We might be friends too, I’d like to think we’d be friends. You obviously have excellent taste in books, and that counts for a lot with me.
About five years ago, I had an idea for a monster of the city, whose fingers were cranes. Railwraiths and Pavement Priests and electromagnetic spiders, followed soon after, and then a boy who’d been raised to believe this strange world was his inheritance.
And I signed with an agent, who made those ideas better, and she hooked me up with a publisher, who made the book better still. And together we took those ideas and turned them into little black marks on white paper, bound them, and sent them into the world.
That got us half way.
You did the other half. You turned those little black marks into ideas. You lent us your imagination. We gave you nothing but ink and paper and you made Railwraiths and Scaffwolves and oil Soaked traders.

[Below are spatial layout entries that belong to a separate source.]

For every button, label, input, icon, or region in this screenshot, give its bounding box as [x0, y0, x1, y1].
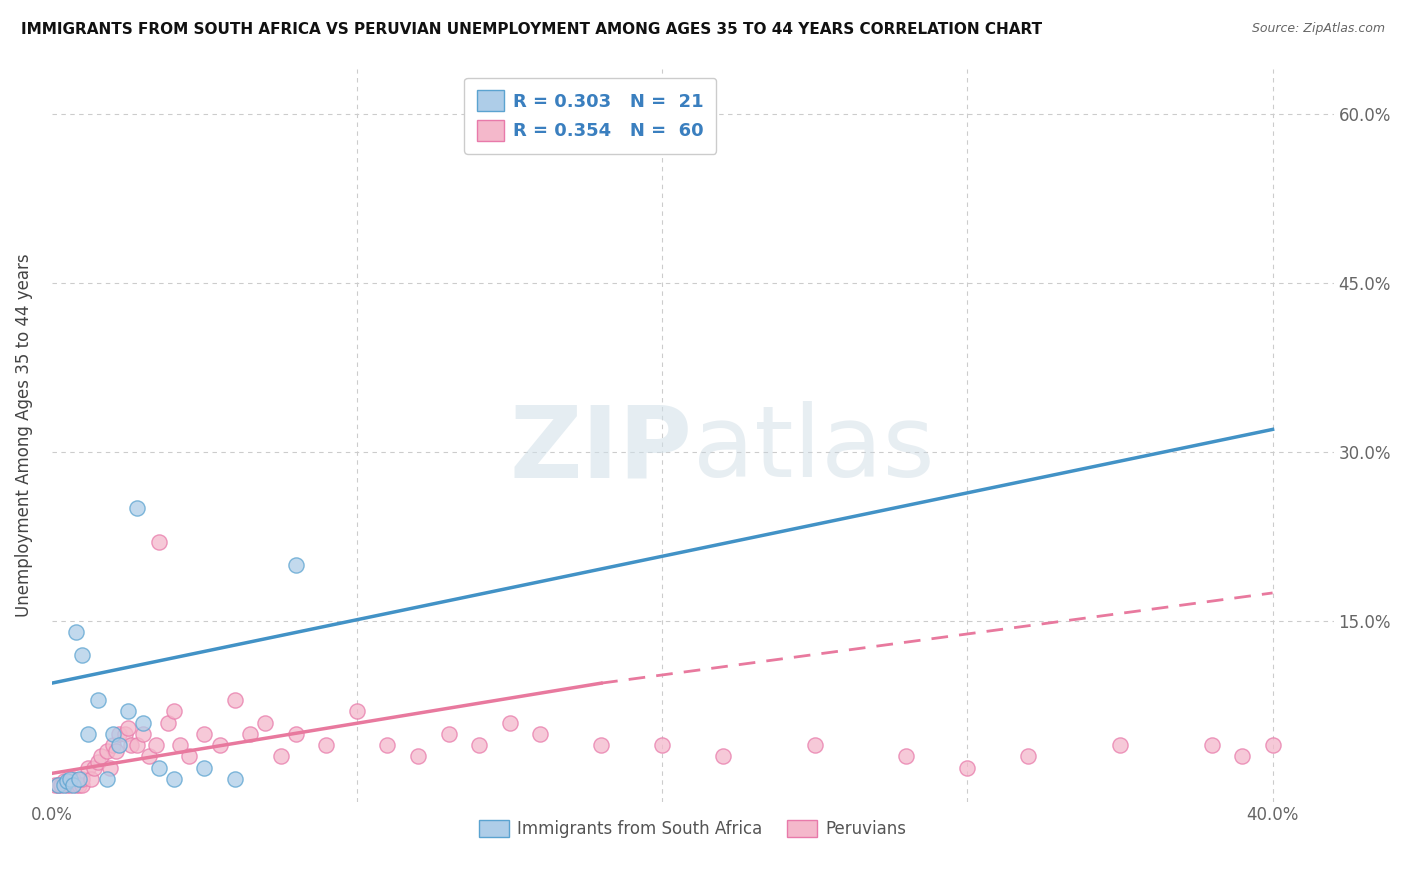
Point: [896, 749, 918, 764]
Point: [193, 761, 215, 775]
Point: [80, 772, 103, 786]
Point: [1261, 738, 1284, 752]
Point: [49, 778, 72, 792]
Point: [62, 778, 84, 792]
Point: [67, 778, 90, 792]
Point: [62, 772, 84, 786]
Point: [284, 727, 307, 741]
Point: [169, 738, 191, 752]
Point: [52, 778, 75, 792]
Point: [108, 727, 131, 741]
Point: [145, 738, 167, 752]
Point: [163, 772, 186, 786]
Point: [529, 727, 551, 741]
Point: [83, 761, 105, 775]
Point: [651, 738, 673, 752]
Point: [284, 558, 307, 572]
Point: [208, 738, 231, 752]
Point: [72, 772, 94, 786]
Point: [239, 727, 262, 741]
Point: [52, 774, 75, 789]
Point: [77, 761, 100, 775]
Point: [59, 778, 82, 792]
Point: [156, 715, 179, 730]
Point: [108, 738, 131, 752]
Point: [72, 648, 94, 662]
Point: [163, 704, 186, 718]
Point: [56, 778, 79, 792]
Point: [127, 738, 149, 752]
Point: [101, 738, 124, 752]
Point: [270, 749, 292, 764]
Point: [65, 778, 87, 792]
Point: [377, 738, 399, 752]
Text: ZIP: ZIP: [510, 401, 693, 499]
Point: [254, 715, 277, 730]
Point: [498, 715, 520, 730]
Point: [96, 772, 118, 786]
Point: [224, 693, 246, 707]
Point: [86, 755, 108, 769]
Legend: Immigrants from South Africa, Peruvians: Immigrants from South Africa, Peruvians: [472, 813, 914, 845]
Point: [591, 738, 613, 752]
Point: [117, 704, 139, 718]
Point: [59, 774, 82, 789]
Point: [956, 761, 979, 775]
Point: [346, 704, 368, 718]
Point: [114, 727, 136, 741]
Point: [44, 778, 66, 792]
Point: [46, 778, 69, 792]
Point: [468, 738, 491, 752]
Point: [77, 727, 100, 741]
Text: Source: ZipAtlas.com: Source: ZipAtlas.com: [1251, 22, 1385, 36]
Point: [315, 738, 337, 752]
Point: [127, 501, 149, 516]
Point: [98, 761, 121, 775]
Point: [86, 693, 108, 707]
Point: [46, 778, 69, 792]
Point: [101, 727, 124, 741]
Point: [804, 738, 827, 752]
Point: [90, 749, 112, 764]
Point: [148, 761, 170, 775]
Point: [711, 749, 734, 764]
Point: [138, 749, 160, 764]
Point: [406, 749, 429, 764]
Point: [437, 727, 460, 741]
Point: [148, 535, 170, 549]
Point: [104, 744, 127, 758]
Point: [120, 738, 142, 752]
Point: [67, 772, 90, 786]
Point: [72, 778, 94, 792]
Point: [224, 772, 246, 786]
Point: [177, 749, 200, 764]
Point: [117, 721, 139, 735]
Point: [56, 774, 79, 789]
Point: [1017, 749, 1039, 764]
Text: IMMIGRANTS FROM SOUTH AFRICA VS PERUVIAN UNEMPLOYMENT AMONG AGES 35 TO 44 YEARS : IMMIGRANTS FROM SOUTH AFRICA VS PERUVIAN…: [21, 22, 1042, 37]
Point: [193, 727, 215, 741]
Point: [59, 772, 82, 786]
Point: [96, 744, 118, 758]
Point: [132, 727, 155, 741]
Text: atlas: atlas: [693, 401, 935, 499]
Point: [132, 715, 155, 730]
Y-axis label: Unemployment Among Ages 35 to 44 years: Unemployment Among Ages 35 to 44 years: [15, 253, 32, 617]
Point: [65, 625, 87, 640]
Point: [1230, 749, 1253, 764]
Point: [1201, 738, 1223, 752]
Point: [1109, 738, 1132, 752]
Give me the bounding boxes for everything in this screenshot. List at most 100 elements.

You trusted us with your money, your time, but most of all the handful of cubic inches inside your skull you devoted to imagining with us.
And that - I can’t be flip or cynical about this - that is awesome to me.
A book isn’t a book until its read. A story’s not a story until its felt.
If we ever do meet in person, pull up a chair, it’d be awesome to make your acquaintance.
But in the meantime, thank you, it’s been a pleasure working with you.